- An assessment of Southern California's energy reliability this winter paints a precarious picture due to the loss of three gas pipelines and reduced capacity at Southern California Gas' Aliso Canyon storage facility.
- The report, issued by the California Energy Commission and the Public Utilities Commission, concluded "the region faces new challenges and greater uncertainty than a year ago." Customers will be asked to conserve at even greater levels than they did last winter.
- A trio of gas transmission pipelines SoCalGas relies on to serve customers is out of operation. One pipeline ruptured in October, leading to damage on a second nearby line. Regulators say one pipeline is expected to be back in service by the end of the year.
Customers in Southern California will be called on to reduce their gas usage even more than they did last year, and that still may not be enough if the state is hit with a colder-than-normal winter.
In a conference call with reporters, and later in a statement, CEC Chair Robert Weisenmiller said “Southern Californians have played a role in timely reducing energy use in past peak demand seasons,” and they "will be called upon again to turn down thermostats and conserve both electricity and natural gas at a rate greater than a year ago.”
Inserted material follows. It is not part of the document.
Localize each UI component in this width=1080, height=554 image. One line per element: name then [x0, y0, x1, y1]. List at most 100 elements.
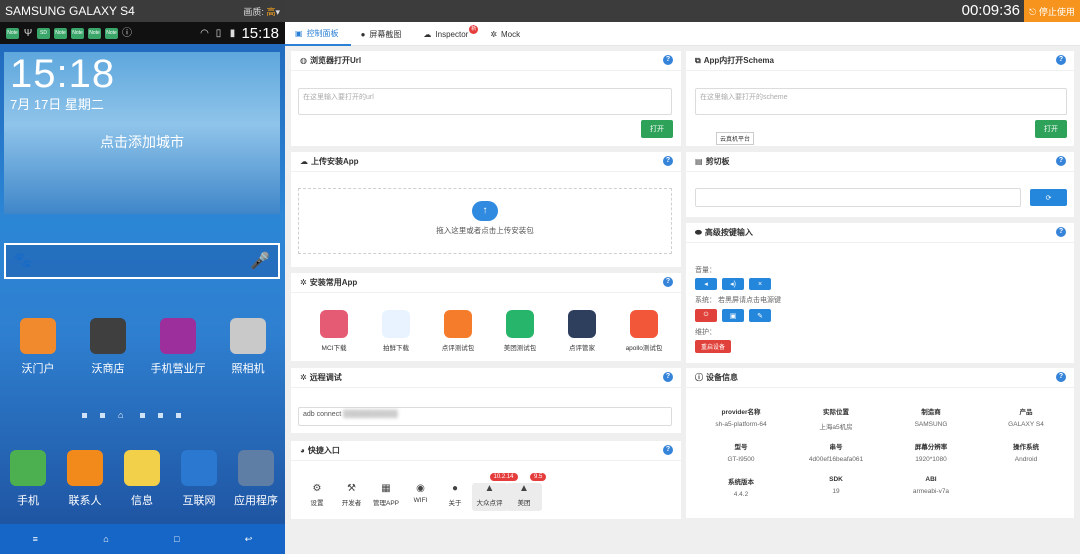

Even with conservation, officials say it is unclear if the region will have sufficient gas supplies to avoid curtailments to "noncore customers," including gas generators. Residential and small business customers, considered "core" customers, would not face curtailments.
Over the summer, a state appeals court ruled SoCalGas could partially reopen Aliso Canyon, though at a significantly-reduced operating capacity. SoCalGas, a subsidiary of Sempra Energy, resumed injections into the gas storage facility for the first time following discovery of a leak in late 2015.
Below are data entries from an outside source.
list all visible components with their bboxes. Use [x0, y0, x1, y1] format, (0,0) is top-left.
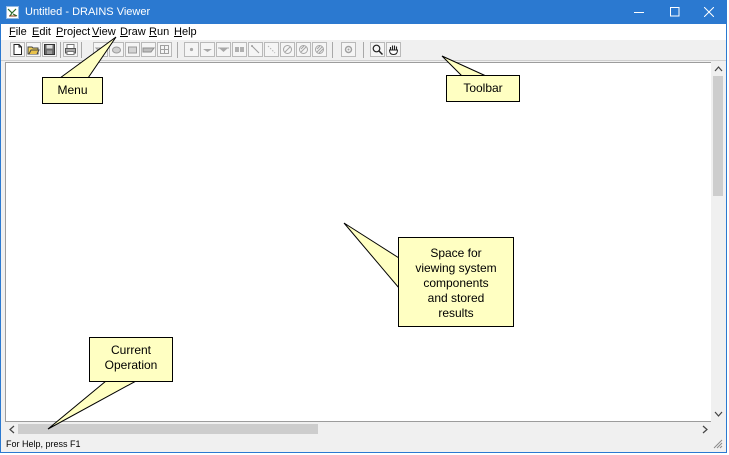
node-button[interactable] [109, 42, 124, 57]
zoom-magnifier-icon [372, 44, 384, 56]
sag-inlet-icon [218, 47, 229, 52]
menu-callout-text: Menu [57, 83, 88, 97]
pipe-link-icon [251, 45, 260, 54]
drains-app-icon [6, 6, 19, 19]
basin-button[interactable] [125, 42, 140, 57]
menu-file[interactable]: File [9, 26, 27, 38]
resize-grip-icon[interactable] [713, 439, 723, 449]
inlet-button[interactable] [200, 42, 215, 57]
status-bar: For Help, press F1 [1, 437, 726, 452]
region-button[interactable] [312, 42, 327, 57]
save-button[interactable] [42, 42, 57, 57]
print-icon [65, 44, 76, 55]
callout-line: Current [110, 343, 151, 357]
vertical-scroll-thumb[interactable] [713, 76, 723, 196]
horizontal-scroll-thumb[interactable] [18, 424, 318, 434]
channel-icon [142, 47, 155, 53]
settings-button[interactable] [341, 42, 356, 57]
vertical-scrollbar[interactable] [711, 62, 726, 422]
junction-button[interactable] [232, 42, 247, 57]
callout-line: results [438, 306, 474, 320]
zoom-button[interactable] [370, 42, 385, 57]
callout-line: components [423, 276, 489, 290]
menu-view[interactable]: View [92, 26, 116, 38]
menu-run[interactable]: Run [149, 26, 169, 38]
overflow-link-icon [267, 45, 276, 54]
menu-draw[interactable]: Draw [120, 26, 146, 38]
pit-icon [94, 47, 107, 52]
pit-button[interactable] [93, 42, 108, 57]
callout-line: and stored [427, 291, 485, 305]
node-icon [112, 46, 121, 54]
grid-table-icon [160, 45, 169, 54]
title-bar[interactable]: Untitled - DRAINS Viewer [1, 1, 726, 24]
save-disk-icon [44, 44, 55, 55]
close-button[interactable] [691, 1, 727, 24]
new-file-button[interactable] [10, 42, 25, 57]
toolbar-callout: Toolbar [446, 75, 520, 102]
inlet-icon [203, 49, 212, 52]
scroll-left-arrow-icon[interactable] [8, 425, 16, 434]
toolbar-separator [60, 42, 61, 58]
toolbar-separator [363, 42, 364, 58]
horizontal-scrollbar[interactable] [5, 422, 711, 436]
toolbar-separator [332, 42, 333, 58]
toolbar-separator [81, 42, 82, 58]
overflow-link-button[interactable] [264, 42, 279, 57]
pan-hand-icon [388, 45, 399, 56]
catchment-button[interactable] [296, 42, 311, 57]
callout-line: Operation [104, 358, 158, 372]
menu-project[interactable]: Project [56, 26, 90, 38]
basin-icon [128, 46, 137, 54]
point-node-icon [189, 47, 194, 52]
sub-catchment-icon [283, 45, 292, 54]
toolbar-callout-text: Toolbar [463, 81, 503, 95]
app-window: Untitled - DRAINS Viewer File Edit Proje… [0, 0, 727, 453]
status-text: For Help, press F1 [6, 439, 81, 449]
point-node-button[interactable] [184, 42, 199, 57]
maximize-button[interactable] [657, 1, 693, 24]
current-operation-callout: Current Operation [89, 337, 173, 382]
sag-inlet-button[interactable] [216, 42, 231, 57]
pipe-link-button[interactable] [248, 42, 263, 57]
channel-button[interactable] [141, 42, 156, 57]
new-file-icon [13, 44, 22, 55]
region-icon [315, 45, 324, 54]
open-button[interactable] [26, 42, 41, 57]
catchment-icon [299, 45, 308, 54]
minimize-button[interactable] [621, 1, 657, 24]
menu-help[interactable]: Help [174, 26, 197, 38]
open-folder-icon [27, 46, 40, 55]
sub-catchment-button[interactable] [280, 42, 295, 57]
print-button[interactable] [63, 42, 78, 57]
toolbar [1, 40, 726, 61]
pan-button[interactable] [386, 42, 401, 57]
menu-edit[interactable]: Edit [32, 26, 51, 38]
menu-callout: Menu [42, 77, 103, 104]
callout-line: viewing system [415, 261, 497, 275]
callout-line: Space for [430, 246, 482, 260]
gear-icon [344, 45, 353, 54]
menu-bar: File Edit Project View Draw Run Help [1, 24, 726, 40]
toolbar-separator [177, 42, 178, 58]
scroll-right-arrow-icon[interactable] [701, 425, 709, 434]
junction-icon [235, 47, 244, 52]
viewing-space-callout: Space for viewing system components and … [398, 237, 514, 327]
grid-button[interactable] [157, 42, 172, 57]
scroll-down-arrow-icon[interactable] [714, 410, 723, 418]
window-title: Untitled - DRAINS Viewer [25, 6, 151, 18]
scroll-up-arrow-icon[interactable] [714, 65, 723, 73]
Regulators say additional mitigation measures are being considered, and could include greater outreach to
encourage gas conservation by core customers and expanding programs that use smart thermostats for demand response.
This month, the CPUC asked SoCalGas to develop a program allowing the dispatch of thousands of smart
thermostats that are already in place. Regulators are also considering an emergency moratorium on new natural gas service connections in the areas of Los Angeles County served by the Aliso Canyon facility.